We seem to be getting an amazing amount of biopics lately. Some have been excellent.
Although many are not totally accurate they are still very enjoyable and if you find a character of interest to you then you have the internet which is a great tool for doing more research.
Like Dame Helen Mirren and Meryl Streep, Jeremy Irons is no stranger to bio-pics.
He has been Rodrigo Borgia ,Claus Von Bulow and so many others in between,check out the list.
He is also in these movies: here and here.
Is there anyone who didn't enjoy "Slum Dog Millionaire" with Dev Patel? I doubt it.
I agree with the writer: "The Bank" with David Wenham was a great movie too!
It is indeed a shame that many people who are amazing genii have had to suffer for it!
I am looking forward to this one!
As numbers matter a lot in The Man Who Knew Infinity, it’s worth noting this elegant film about Indian mathematical genius Srinivasa Ramanujan took 10 years to make it to the screen. But then 10 is a manageable number compared with those the uneducated, Madras-born Ramanujan loved, fought and conquered.
His contribution to the field stands the test of time, almost 100 years since his premature death in 1920, aged just 32.
Mathematics is a mystery to many people, including me, yet filmmakers know its strangeness can enliven a character and carry a story.
Gus Van Sant’s Good Will Hunting (1997), in which Ramanujan is mentioned in passing, is one well in the plus column, as is Ron Howard’s A Beautiful Mind (2001) and more recently the cryptology thriller The Imitation Game and Stephen Hawking bio-drama The Theory of Everything.
I’m also fond of Robert Connolly’s The Bank (2001), in which David Wenham is a mathematician able to manipulate the stock market. So we perhaps don’t need to hear Bertrand Russell (jovially played by Jeremy Northam) at the outset of this film to bring us on board, but as it turns out the quote is a telling one: “Mathematics, rightly viewed, possesses not only truth, but supreme beauty.”
The main story is Ramanujan’s five years at the University of Cambridge, where he works on and publishes his groundbreaking theories.
India is under British rule, World War I is around the corner and people high and low do not treat this man like a human being, let alone a genius. How dare he argue with British thinking? The racism is edgy and believable.
When still in Chennai, Ramanujan says to a friend, “The British think I am a raving lunatic”, the friend replies, “So do the Indians.” He leaves behind a nervous wife and a controlling mother.
Ramanujan is invited to Cambridge after writing letters to mathematics professor GH Hardy, an unusual, solitary don who mainly sticks to the rules but thinks the young man’s work may change the universe. Ramanujan is played by the earnest, endearing Dev Patel (Slumdog Millionaire) and Hardy is superbly inhabited by Jeremy Irons, in one of his best performances.

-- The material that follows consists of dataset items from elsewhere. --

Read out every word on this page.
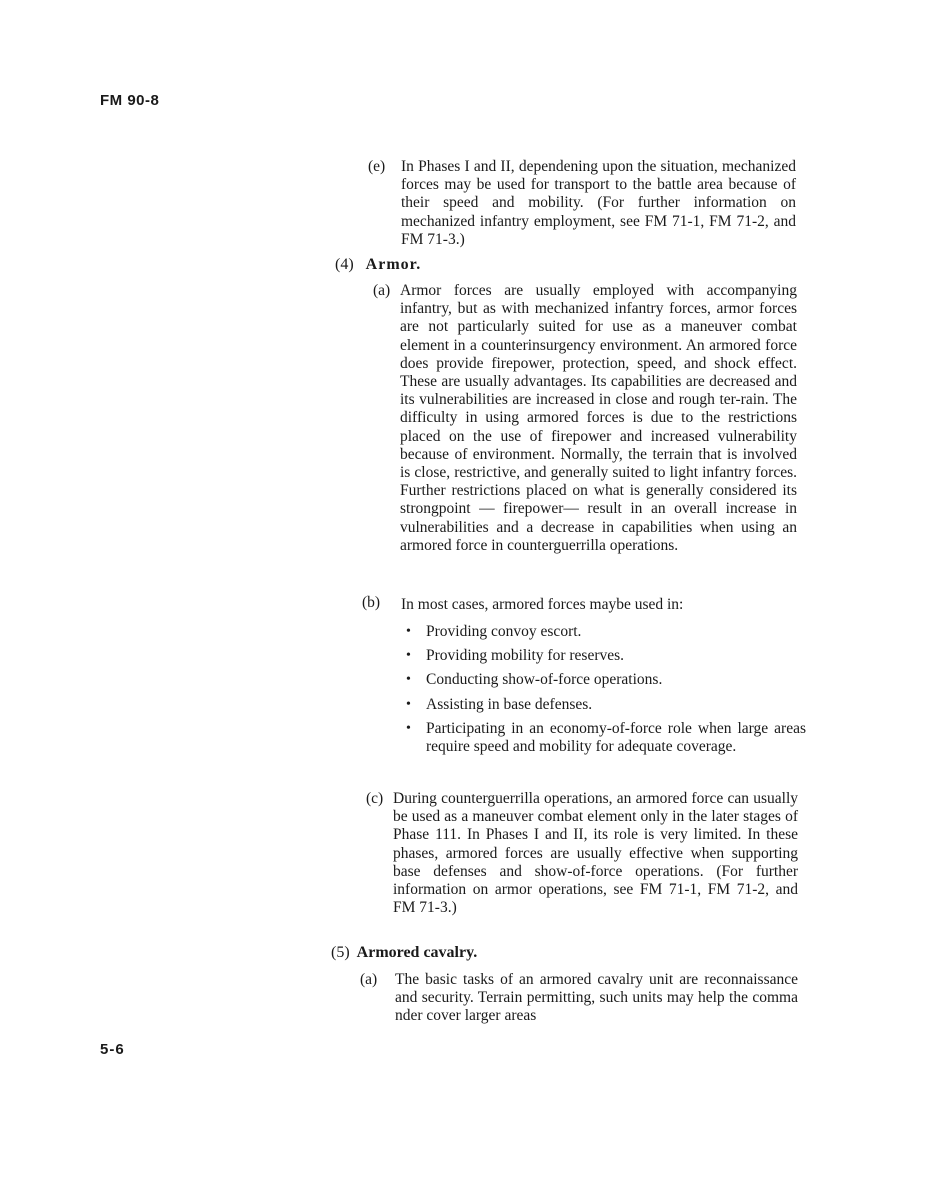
FM 90-8
(e) In Phases I and II, dependening upon the situation, mechanized forces may be used for transport to the battle area because of their speed and mobility. (For further information on mechanized infantry employment, see FM 71-1, FM 71-2, and FM 71-3.)
(4) Armor.
(a) Armor forces are usually employed with accompanying infantry, but as with mechanized infantry forces, armor forces are not particularly suited for use as a maneuver combat element in a counterinsurgency environment. An armored force does provide firepower, protection, speed, and shock effect. These are usually advantages. Its capabilities are decreased and its vulnerabilities are increased in close and rough ter-rain. The difficulty in using armored forces is due to the restrictions placed on the use of firepower and increased vulnerability because of environment. Normally, the terrain that is involved is close, restrictive, and generally suited to light infantry forces. Further restrictions placed on what is generally considered its strongpoint — firepower— result in an overall increase in vulnerabilities and a decrease in capabilities when using an armored force in counterguerrilla operations.
(b) In most cases, armored forces maybe used in:
• Providing convoy escort.
• Providing mobility for reserves.
• Conducting show-of-force operations.
• Assisting in base defenses.
• Participating in an economy-of-force role when large areas require speed and mobility for adequate coverage.
(c) During counterguerrilla operations, an armored force can usually be used as a maneuver combat element only in the later stages of Phase 111. In Phases I and II, its role is very limited. In these phases, armored forces are usually effective when supporting base defenses and show-of-force operations. (For further information on armor operations, see FM 71-1, FM 71-2, and FM 71-3.)
(5) Armored cavalry.
(a) The basic tasks of an armored cavalry unit are reconnaissance and security. Terrain permitting, such units may help the comma nder cover larger areas
5-6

The chemistry between the two is thrilling in a fractured way. Shy Hardy rarely looks anyone in the eye, yet he sees something in his protege that makes him feel more human. “I owe more to him than to anyone else in the world,” he says at one point. Never married, he also describes their working relationship as “the one romantic incident of my life”.
Irons brings superb fragility to this removed, resilient character, in a way that took me back to his younger time at the other university, Oxford, in the masterpiece television series Brideshead Revisited.
The story becomes an intellectual skirmish between Ramanujan and Hardy and the latter’s bloodier battle with the university hierarchy. Hardy has decent allies in Russell (‘‘Welcome to our little asylum,” is how he greets Ramanujan) and John Littlewood (Toby Jones).
I knew nothing about Ramanujan and will keep it that way here, as viewers who do not will find the plot riveting. It’s an old-fashioned English historical drama, and I say that with high praise.
Written and directed by Matthew Brown, it’s based on a 1991 book of the same name by Robert Kanigel. (Another book that may interest if you like this film is David Leavitt’s 2007 novel The Indian Clerk.) The script is intelligent and sharp, full of seriousness and humour.
When Hardy advises that he is an atheist, Ramanjun replies, “You believe in God; you just don’t think he likes you.’’ I can’t say anything informed about the maths, but the fact two high-profile mathematicians, Manjul Bhargava and Ken Ono, are on board as executive producers means it probably adds up.